The chapter opens with a promise that cuts straight through the wreckage of exile. The Lord declares that He will be the God of all the families of Israel, and they shall be His people. This is not a vague hope but a specific claim on a scattered nation. The people who survived the sword found favor in the wilderness, and the Lord says He loved them with an everlasting love. That love is the ground of the restoration that follows, not their merit or their sorrow.
The Lord speaks directly to the virgin of Israel, telling her that she will be built again. She will take up her tambourines and go out in the dances of merrymakers. The vineyards on the mountains of Samaria will be planted again, and the planters will enjoy the fruit. Watchmen on the hills of Ephraim will call the people to go up to Zion, to the Lord their God. The restoration is not just a return to land but a return to worship and joy.
The Lord commands the nations to hear and declare that He who scattered Israel will gather them like a shepherd gathering his flock. He will bring them from the north country, from the farthest parts of the earth, including the blind, the lame, the pregnant woman, and the woman in labor. They will come with weeping, but the Lord will lead them with supplications, walking them by rivers of water on a straight path where they will not stumble. He calls Himself a father to Israel, and Ephraim His firstborn.
The people will come and sing on the height of Zion. They will flow to the goodness of the Lord, to grain, new wine, oil, and the young of the flock and herd. Their soul will be like a watered garden, and they will not sorrow anymore. The virgin will rejoice in the dance, the young men and the old together. The Lord will turn their mourning into joy, comfort them, and make them rejoice from their sorrow. He will satiate the priests with fatness, and His people will be satisfied with His goodness.
Then the tone shifts. A voice is heard in Ramah, lamentation and bitter weeping. Rachel weeps for her children; she refuses to be comforted because they are not. The Lord answers her directly. He tells her to refrain her voice from weeping and her eyes from tears, for her work will be rewarded. Her children will come again from the land of the enemy. There is hope for her latter end, and her children will return to their own border.
Ephraim is heard bemoaning himself. He admits that the Lord chastised him, and he was chastised like a calf unaccustomed to the yoke. He asks to be turned, and he will be turned. After he was turned, he repented. After he was instructed, he smote his thigh in shame and confusion, bearing the reproach of his youth. The Lord responds with a question that reveals the depth of His feeling: Is Ephraim a dear son, a darling child?
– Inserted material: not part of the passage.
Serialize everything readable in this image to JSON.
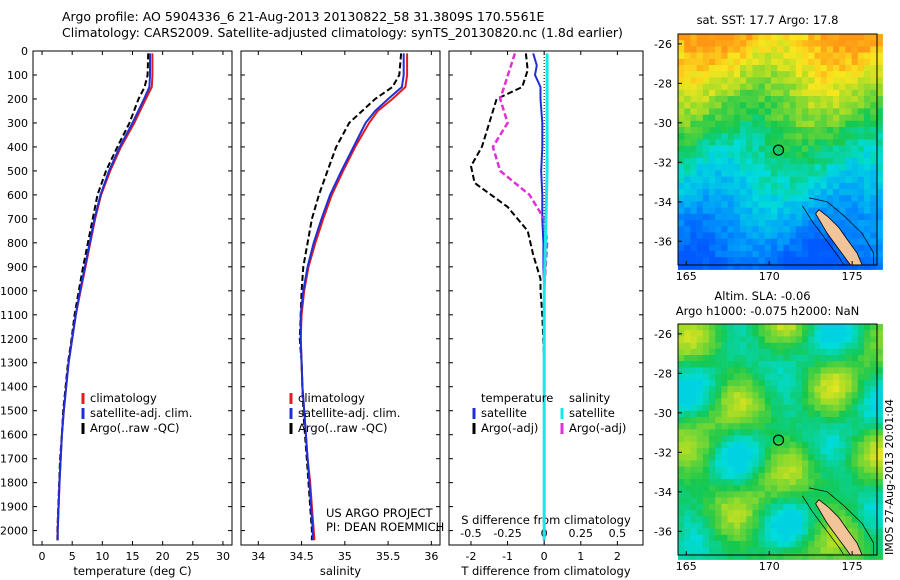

Even when the Lord speaks against him, He earnestly remembers him. His heart yearns for him, and He will surely have mercy.
The Lord commands the people to set up waymarks and guideposts, to set their heart toward the highway by which they went, and to turn again, O virgin of Israel, to these your cities. He asks how long the backsliding daughter will go hither and thither, for the Lord has created a new thing in the earth: a woman shall encompass a man. The meaning is not explained, but the command to return is clear.
The Lord of hosts declares that in the land of Judah and its cities, when He brings back the captives, they will say, The Lord bless you, O habitation of righteousness, O mountain of holiness. Judah and all its cities will dwell together, the husbandmen and those who go about with flocks. The Lord has satiated the weary soul and replenished every sorrowful soul. The prophet awakes and says his sleep was sweet.
The Lord announces that He will sow the house of Israel and the house of Judah with the seed of man and beast. Just as He watched over them to pluck up, break down, overthrow, destroy, and afflict, so He will watch over them to build and to plant. In those days, they will no longer say that the fathers have eaten sour grapes and the children's teeth are set on edge. Every man will die for his own iniquity; the one who eats the sour grapes will have his own teeth set on edge.
Then comes the central promise. The Lord declares that He will make a new covenant with the house of Israel and the house of Judah, not according to the covenant He made with their fathers when He brought them out of Egypt, which they broke. This new covenant will be written on their inward parts and on their hearts. He will be their God, and they will be His people. They will not need to teach each other to know the Lord, for all will know Him, from the least to the greatest. He will forgive their iniquity and remember their sin no more.
The Lord grounds this promise in the fixed order of creation. He gives the sun for light by day, the moon and stars for light by night, and stirs up the sea so that its waves roar. If these ordinances depart from before Him, then the seed of Israel will cease from being a nation before Him forever. If heaven above can be measured and the foundations of the earth searched out, then He will cast off the seed of Israel for all that they have done. The promise is as stable as the cosmos.
The chapter ends with a specific building plan. The city will be built to the Lord from the tower of Hananel to the gate of the corner. The measuring line will go out straight onward to the hill Gareb and turn about to Goah. The whole valley of dead bodies and ashes, and all the fields to the brook Kidron and the horse gate toward the east, will be holy to the Lord. It will not be plucked up or thrown down anymore forever.